Es waren Kartenhaie, die da drinnen an dem Spieltisch saßen. Spieler, die auf einen Dämel wie ihn gewartet hatten. Auf einen Trottel, den sie ausnehmen konnten wie eine Weihnachtsgans.
Aber einerlei, er hatte verloren. Schlimmer noch, er hatte um Geld gespielt, das zu zahlen er gar nicht imstande war.
Und jetzt war dieser riesige Fremde gekommen und lud ihn zum Drink ein.
Master Crack ließ bereits einen der Schwingarme los, als sich Coster in Bewegung setzte. Er ergriff den anderen Schwingarm der Tür und betrat hinter dem Fremden den Schankraum.

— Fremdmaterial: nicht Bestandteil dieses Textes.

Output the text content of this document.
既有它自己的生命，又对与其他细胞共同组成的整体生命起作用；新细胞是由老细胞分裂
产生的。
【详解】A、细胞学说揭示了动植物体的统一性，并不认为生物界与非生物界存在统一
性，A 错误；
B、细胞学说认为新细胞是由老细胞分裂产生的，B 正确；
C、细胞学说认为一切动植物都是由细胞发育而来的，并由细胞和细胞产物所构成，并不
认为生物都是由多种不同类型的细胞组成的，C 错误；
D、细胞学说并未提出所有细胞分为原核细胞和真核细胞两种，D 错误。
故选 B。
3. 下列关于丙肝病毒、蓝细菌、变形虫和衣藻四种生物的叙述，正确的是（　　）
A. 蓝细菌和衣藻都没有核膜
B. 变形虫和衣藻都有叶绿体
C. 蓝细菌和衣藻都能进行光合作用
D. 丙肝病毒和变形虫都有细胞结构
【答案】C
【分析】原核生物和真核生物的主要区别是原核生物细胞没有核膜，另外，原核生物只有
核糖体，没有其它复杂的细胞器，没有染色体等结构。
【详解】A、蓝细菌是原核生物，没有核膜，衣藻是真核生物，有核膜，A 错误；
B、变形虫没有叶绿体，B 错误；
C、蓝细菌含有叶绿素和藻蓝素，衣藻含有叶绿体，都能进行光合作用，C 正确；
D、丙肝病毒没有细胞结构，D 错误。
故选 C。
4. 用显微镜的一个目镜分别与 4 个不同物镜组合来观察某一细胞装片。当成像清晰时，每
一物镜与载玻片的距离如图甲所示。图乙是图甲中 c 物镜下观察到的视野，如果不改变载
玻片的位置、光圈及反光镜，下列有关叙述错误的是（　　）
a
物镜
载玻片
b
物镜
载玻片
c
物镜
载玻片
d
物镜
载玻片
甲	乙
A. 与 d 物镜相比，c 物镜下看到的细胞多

Die vier drüben am Spieltisch blickten auf.
Coster sah zu ihnen hinüber, hob dann lässig die Hand, so als wollte er sagen, ja, ja, ich bin’s wieder, ich mit meinem Freund!
Master Crack ging zur Theke, schob ein paar leere Gläser, die da standen, rücksichtslos zur Seite. Eines rutschte über den Thekenrand auf den Boden, wo es zerschellte.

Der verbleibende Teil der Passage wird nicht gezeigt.